Zwei Irre aus Hamburg

Gerhard Henschelund Billy Shears retten die Beatles. Jubez, Karlsruhe, 30.11.2005

Man stelle sich vor, die Beatles gehen wieder auf Tour, und keiner geht hin. Eine absurde Vorstellung, in jeder Beziehung. Nun stelle man sich vor, der Autor des vielleicht vergnüglichsten, absurd-komischsten Buches (zumindest in deutscher Sprache) zum Thema Beatles liest in Karlsruhe und drei zahlende Zuhörer erscheinen. So geschehen am Dienstagabend im Jubez. Gerhard Henschel, Autor von „Der dreizehnte Beatle“ denkt erst mal nach, was man nun mit dem angebrochenen Abend machen soll. Gleich Bier trinken oder erst lesen? Okay: Erst Bier trinken, dann lesen, dann wieder Bier trinken. In Darmstadt kamen auch gerade mal zwei Zuschauer, erzählt er beim Aufwärmpils, anderswo aber sechzig. Und das es prinzipiell schwerer sei, bei dreizehn Zuschauern das Haus zu rocken als bei dreihundert.

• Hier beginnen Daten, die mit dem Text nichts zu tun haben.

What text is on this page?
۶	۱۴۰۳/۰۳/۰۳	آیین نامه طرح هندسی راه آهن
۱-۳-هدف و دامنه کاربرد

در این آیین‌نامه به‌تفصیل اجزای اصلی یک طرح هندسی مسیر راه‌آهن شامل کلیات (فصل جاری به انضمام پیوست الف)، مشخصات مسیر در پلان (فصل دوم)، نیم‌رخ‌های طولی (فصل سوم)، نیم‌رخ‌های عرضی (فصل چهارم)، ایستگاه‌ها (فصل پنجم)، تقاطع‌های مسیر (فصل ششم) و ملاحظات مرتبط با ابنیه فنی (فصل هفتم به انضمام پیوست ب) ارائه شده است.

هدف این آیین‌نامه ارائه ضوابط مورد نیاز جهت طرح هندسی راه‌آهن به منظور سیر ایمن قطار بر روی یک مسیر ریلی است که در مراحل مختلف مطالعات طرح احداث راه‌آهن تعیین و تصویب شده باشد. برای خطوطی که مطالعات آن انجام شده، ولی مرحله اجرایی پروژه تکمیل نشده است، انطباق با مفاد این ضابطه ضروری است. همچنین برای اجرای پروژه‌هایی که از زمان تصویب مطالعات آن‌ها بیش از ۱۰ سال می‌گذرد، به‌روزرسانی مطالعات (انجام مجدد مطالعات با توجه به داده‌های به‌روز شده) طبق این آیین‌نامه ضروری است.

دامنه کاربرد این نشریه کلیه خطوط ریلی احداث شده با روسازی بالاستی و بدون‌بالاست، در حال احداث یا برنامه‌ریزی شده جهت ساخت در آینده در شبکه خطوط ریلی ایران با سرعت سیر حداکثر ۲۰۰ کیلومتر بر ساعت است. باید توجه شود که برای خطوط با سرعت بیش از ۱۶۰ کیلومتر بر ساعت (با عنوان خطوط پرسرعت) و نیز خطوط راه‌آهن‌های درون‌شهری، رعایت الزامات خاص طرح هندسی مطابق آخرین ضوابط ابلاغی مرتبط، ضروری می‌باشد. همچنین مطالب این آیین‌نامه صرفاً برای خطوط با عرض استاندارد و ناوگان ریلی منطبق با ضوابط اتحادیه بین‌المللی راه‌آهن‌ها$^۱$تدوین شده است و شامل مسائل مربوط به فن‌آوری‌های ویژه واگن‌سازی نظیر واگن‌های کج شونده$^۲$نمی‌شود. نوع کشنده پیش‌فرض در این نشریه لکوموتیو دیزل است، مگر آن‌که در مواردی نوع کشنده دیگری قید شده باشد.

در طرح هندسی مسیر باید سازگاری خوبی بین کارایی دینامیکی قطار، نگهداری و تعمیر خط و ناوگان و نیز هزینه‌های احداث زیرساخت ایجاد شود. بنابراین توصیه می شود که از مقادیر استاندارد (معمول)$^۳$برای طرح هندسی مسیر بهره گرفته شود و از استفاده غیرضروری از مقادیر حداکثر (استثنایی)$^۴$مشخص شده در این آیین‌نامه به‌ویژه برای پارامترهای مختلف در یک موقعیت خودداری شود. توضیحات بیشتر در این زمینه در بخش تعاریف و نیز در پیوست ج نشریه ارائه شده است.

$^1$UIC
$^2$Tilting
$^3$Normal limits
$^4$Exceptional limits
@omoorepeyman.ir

Also gut: „Guten Abend Karlsruhe“. Stadionbegrüßung und dann runter ins kleine Format und ins gekürzte Programm. „Ich freue mich, die kulturelle Elite Karlsruhes begrüßen zu können“. Es wird eh keine Beatles-Reunion geben. Nicht etwa, weil John Lennon tot ist, sondern weil die Beatles schon vor „Sgt. Pepper“ aufgehört haben, zu existieren. Wer den „dreizehnten Beatle“ gelesen hat, weiß auch, wer schuld daran ist: Daniel Seliger aus Hamburg Altona, Jahrgang 1968, der im Mai 2005 ebendort in einer Kunstgalerie eine Märchenfee trifft und mit deren Hilfe in die Lage versetzt wurde, im November 1966 in London die Begegnung von John Lennon mit Yoko Ono zu verhindern, jetzt unter dem Pseudonym Billy Shear. Billy vermasselt es, Lennon fällt nach einem von ihm indirekt verursachten Autounfall ins Koma. Zwar trifft er Yoko nicht, aber als er wieder erwacht, hat weder er noch ein anderer seiner Kollegen Lust, als Beatles weiterzumachen. So hat das Billy nicht gewollt, und er beginnt sich gegen die selbst verschuldete Geschichtsfälschung aufzulehnen….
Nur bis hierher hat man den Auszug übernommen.